Kelly Wong, January 28, 2015


Many American cities are experiencing a shortage of affordable housing. It’s a big problem that needs to be addressed, but there’s little consensus about how to address it. Add to that the NIMBY attitude that many people seem to hold toward affordable housing projects, and we’re looking at a problem that is both complex and politically charged.

Housing costs in San Francisco have skyrocketed in the past few years and it doesn’t look like they’ll stop increasing any time soon. One of the reasons for the price increase is because discretionary permitting prevents the housing supply from increasing rapidly as the population grows. Some such as the blog Market Urbanism believe that reforming regulations so that development is less restricted would go a long way in addressing the issue. On top of that, creating a land tax would encourage denser development, and funding housing vouchers with that tax money would ensure that the amount of funding increases when housing demand goes up and drives up the cost of land.

Los Angeles is suffering from a lack of affordable housing as well, and some feel that the local government should be doing far more to address the issue. Some suggested solutions to LA’s affordable housing issue include overhauling the zoning code so that it’s easier to develop, offering incentives to developers for building affordable housing, and preserving the current stock of affordable housing.

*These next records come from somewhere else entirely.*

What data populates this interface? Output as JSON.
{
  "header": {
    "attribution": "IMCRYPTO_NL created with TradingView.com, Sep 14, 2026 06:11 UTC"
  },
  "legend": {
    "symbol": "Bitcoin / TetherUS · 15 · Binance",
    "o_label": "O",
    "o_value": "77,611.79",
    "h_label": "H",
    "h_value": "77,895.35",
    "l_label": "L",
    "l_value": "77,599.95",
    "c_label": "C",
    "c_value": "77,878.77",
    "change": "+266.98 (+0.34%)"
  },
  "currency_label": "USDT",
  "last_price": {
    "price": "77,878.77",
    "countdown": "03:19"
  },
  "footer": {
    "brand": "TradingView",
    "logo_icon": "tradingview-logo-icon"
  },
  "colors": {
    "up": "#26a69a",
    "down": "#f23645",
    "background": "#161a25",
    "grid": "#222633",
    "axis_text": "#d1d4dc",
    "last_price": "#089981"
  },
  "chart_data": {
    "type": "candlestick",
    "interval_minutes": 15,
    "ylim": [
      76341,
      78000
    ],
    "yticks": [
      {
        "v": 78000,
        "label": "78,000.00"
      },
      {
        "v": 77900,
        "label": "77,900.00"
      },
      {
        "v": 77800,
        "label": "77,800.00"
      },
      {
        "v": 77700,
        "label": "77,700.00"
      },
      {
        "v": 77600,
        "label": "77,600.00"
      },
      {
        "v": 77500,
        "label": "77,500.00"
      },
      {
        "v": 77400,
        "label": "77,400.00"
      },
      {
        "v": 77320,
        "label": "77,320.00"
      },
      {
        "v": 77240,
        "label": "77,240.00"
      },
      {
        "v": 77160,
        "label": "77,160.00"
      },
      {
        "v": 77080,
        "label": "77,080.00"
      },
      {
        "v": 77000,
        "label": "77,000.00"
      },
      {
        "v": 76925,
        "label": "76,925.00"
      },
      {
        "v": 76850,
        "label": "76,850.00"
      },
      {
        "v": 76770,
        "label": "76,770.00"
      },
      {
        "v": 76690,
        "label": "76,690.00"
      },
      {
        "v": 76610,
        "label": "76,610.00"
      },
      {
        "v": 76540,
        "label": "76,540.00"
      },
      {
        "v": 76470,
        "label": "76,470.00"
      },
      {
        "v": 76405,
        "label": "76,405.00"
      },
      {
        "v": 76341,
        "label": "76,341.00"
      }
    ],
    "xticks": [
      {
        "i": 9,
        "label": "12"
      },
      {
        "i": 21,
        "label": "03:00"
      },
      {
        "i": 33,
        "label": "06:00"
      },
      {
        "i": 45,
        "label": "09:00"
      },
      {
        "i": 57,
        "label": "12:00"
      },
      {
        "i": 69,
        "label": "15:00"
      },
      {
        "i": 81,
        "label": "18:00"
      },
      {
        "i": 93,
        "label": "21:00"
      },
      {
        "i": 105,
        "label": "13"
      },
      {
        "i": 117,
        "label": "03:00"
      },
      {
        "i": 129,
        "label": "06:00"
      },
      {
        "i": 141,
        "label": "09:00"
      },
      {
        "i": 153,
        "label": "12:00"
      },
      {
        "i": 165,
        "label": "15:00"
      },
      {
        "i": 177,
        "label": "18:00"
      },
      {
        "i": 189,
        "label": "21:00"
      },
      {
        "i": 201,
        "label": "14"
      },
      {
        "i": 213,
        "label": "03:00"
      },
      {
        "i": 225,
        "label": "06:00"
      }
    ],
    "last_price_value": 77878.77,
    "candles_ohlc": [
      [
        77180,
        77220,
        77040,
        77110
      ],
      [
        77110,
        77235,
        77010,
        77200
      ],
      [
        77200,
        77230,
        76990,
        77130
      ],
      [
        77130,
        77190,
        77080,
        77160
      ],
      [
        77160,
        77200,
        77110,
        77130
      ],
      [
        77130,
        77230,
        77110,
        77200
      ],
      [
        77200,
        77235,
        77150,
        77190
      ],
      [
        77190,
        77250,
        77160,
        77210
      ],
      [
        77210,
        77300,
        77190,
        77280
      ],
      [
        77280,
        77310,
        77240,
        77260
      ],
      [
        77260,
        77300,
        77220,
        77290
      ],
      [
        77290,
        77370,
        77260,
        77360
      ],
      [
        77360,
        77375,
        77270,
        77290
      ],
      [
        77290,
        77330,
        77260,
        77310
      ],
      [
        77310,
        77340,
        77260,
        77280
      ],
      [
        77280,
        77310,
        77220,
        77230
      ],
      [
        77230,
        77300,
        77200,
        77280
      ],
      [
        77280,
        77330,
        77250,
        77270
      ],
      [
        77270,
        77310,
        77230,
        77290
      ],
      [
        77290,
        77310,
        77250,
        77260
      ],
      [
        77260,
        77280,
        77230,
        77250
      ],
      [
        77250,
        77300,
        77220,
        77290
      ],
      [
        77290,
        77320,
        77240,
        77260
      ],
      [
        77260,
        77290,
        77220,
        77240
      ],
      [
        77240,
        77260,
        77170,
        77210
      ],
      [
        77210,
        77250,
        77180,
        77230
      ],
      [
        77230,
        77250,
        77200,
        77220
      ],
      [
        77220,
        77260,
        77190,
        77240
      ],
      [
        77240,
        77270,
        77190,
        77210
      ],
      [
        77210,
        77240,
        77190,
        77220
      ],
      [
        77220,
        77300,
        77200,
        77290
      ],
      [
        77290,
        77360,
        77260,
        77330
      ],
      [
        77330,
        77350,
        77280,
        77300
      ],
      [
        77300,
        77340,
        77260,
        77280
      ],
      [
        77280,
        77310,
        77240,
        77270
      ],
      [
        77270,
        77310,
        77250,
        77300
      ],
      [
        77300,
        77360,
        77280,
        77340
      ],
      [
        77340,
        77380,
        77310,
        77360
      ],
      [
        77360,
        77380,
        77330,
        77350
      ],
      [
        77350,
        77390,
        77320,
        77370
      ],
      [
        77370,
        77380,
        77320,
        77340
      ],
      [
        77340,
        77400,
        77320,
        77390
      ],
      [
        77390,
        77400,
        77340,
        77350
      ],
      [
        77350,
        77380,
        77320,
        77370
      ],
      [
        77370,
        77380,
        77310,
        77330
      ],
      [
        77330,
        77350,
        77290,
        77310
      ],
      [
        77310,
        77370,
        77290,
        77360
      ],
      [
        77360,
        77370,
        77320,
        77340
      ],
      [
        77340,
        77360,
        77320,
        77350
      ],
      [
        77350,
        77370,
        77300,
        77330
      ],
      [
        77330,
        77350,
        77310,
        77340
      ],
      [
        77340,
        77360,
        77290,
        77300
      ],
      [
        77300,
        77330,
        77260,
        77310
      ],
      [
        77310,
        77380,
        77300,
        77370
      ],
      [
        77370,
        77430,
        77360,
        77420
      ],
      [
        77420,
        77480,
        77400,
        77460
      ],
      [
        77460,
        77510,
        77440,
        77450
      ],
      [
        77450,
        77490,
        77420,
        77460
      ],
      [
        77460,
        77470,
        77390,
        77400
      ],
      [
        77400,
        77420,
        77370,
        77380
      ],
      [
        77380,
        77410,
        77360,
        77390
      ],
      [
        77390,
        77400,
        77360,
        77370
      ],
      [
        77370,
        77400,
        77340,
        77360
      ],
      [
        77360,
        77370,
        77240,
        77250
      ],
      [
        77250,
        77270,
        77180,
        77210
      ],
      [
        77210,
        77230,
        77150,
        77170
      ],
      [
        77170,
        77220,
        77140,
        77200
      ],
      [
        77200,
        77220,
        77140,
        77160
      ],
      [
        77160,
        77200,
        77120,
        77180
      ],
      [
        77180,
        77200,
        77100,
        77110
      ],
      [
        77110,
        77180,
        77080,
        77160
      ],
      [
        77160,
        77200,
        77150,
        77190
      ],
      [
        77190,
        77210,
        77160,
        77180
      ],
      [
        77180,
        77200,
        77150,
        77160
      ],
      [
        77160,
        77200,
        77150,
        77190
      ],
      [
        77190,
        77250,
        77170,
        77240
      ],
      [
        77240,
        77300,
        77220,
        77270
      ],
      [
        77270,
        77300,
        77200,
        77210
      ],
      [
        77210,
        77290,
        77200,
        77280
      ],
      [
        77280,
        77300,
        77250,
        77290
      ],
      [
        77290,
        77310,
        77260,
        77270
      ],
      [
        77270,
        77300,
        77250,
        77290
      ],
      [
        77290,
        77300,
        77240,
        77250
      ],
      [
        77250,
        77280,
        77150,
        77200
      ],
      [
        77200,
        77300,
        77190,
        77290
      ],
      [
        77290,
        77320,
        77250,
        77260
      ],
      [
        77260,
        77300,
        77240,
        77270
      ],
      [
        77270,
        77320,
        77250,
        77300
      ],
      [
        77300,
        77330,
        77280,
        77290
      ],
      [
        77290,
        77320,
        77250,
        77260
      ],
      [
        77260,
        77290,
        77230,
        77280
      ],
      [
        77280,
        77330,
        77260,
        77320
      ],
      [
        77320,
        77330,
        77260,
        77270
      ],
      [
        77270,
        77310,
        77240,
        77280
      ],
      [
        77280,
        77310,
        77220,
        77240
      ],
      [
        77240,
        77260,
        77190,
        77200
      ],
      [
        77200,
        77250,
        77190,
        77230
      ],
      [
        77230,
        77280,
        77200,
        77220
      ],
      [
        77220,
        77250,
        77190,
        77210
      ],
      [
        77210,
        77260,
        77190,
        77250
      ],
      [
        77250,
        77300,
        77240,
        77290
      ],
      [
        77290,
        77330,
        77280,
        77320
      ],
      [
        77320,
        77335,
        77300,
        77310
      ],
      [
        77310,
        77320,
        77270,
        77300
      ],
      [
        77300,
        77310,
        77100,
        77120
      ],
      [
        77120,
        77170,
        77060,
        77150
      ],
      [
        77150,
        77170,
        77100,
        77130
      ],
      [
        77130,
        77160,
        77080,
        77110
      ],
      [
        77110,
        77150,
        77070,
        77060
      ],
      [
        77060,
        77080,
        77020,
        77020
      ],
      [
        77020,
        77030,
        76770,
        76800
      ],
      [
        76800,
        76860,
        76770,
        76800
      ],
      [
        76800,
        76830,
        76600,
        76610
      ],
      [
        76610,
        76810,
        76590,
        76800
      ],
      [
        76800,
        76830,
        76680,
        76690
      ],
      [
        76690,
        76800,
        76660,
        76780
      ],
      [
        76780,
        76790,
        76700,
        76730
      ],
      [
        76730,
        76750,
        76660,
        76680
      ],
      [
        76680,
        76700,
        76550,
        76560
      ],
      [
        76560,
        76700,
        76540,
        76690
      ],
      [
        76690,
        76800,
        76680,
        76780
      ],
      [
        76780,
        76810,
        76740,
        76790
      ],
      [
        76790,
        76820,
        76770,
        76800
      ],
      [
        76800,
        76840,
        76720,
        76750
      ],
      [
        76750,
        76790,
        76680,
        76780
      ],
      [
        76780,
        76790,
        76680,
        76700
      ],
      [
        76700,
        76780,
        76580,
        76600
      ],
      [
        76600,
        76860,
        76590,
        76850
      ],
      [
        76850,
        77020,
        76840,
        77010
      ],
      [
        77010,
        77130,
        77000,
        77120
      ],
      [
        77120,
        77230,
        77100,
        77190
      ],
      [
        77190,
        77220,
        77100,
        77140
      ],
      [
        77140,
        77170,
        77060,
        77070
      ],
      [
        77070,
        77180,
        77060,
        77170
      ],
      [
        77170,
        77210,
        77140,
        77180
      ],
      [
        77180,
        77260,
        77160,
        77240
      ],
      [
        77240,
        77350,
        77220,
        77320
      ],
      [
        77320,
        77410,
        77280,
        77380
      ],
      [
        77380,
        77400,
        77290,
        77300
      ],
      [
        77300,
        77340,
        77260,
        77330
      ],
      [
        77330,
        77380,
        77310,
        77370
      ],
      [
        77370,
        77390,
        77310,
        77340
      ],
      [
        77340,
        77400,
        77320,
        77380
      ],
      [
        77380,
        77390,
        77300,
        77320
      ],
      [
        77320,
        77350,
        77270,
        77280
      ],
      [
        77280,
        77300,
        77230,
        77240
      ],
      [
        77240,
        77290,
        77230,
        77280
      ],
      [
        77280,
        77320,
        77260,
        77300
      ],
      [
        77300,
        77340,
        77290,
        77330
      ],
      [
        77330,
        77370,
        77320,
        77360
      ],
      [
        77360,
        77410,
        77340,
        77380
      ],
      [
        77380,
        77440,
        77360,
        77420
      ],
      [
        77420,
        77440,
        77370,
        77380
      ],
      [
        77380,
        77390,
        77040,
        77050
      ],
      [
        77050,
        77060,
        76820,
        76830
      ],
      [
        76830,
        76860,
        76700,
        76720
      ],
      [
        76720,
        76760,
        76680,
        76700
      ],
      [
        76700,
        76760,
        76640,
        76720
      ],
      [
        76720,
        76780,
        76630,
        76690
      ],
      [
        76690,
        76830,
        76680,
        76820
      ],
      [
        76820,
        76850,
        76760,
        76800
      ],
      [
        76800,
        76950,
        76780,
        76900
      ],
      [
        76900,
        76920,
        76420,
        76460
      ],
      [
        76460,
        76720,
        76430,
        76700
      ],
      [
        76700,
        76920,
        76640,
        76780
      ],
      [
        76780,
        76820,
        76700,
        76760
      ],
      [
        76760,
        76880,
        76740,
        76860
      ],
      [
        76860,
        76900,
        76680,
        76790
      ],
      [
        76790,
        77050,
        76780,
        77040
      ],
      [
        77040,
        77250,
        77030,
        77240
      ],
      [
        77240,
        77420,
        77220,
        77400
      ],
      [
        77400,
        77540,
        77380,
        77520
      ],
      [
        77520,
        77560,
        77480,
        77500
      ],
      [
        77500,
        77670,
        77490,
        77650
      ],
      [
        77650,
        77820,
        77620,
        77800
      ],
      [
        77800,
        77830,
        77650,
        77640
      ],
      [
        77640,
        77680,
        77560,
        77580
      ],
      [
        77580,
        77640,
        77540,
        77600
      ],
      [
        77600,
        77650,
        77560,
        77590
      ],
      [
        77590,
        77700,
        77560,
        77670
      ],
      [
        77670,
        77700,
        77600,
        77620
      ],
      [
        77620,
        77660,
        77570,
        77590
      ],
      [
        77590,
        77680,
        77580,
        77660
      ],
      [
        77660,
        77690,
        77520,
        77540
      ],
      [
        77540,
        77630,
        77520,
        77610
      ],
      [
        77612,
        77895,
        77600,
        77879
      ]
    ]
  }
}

All of these proposed solutions include some form of government intervention. However, we have seen that some government responses, like rent control and subsidized housing, have not exactly solved the affordable housing problem in the past. If that’s the case, how should the government intervene in affordable housing issues? Whichever way we choose to address the problem, it’ll be important to understand the housing market, as well as acknowledge the shortcomings of our previous solutions.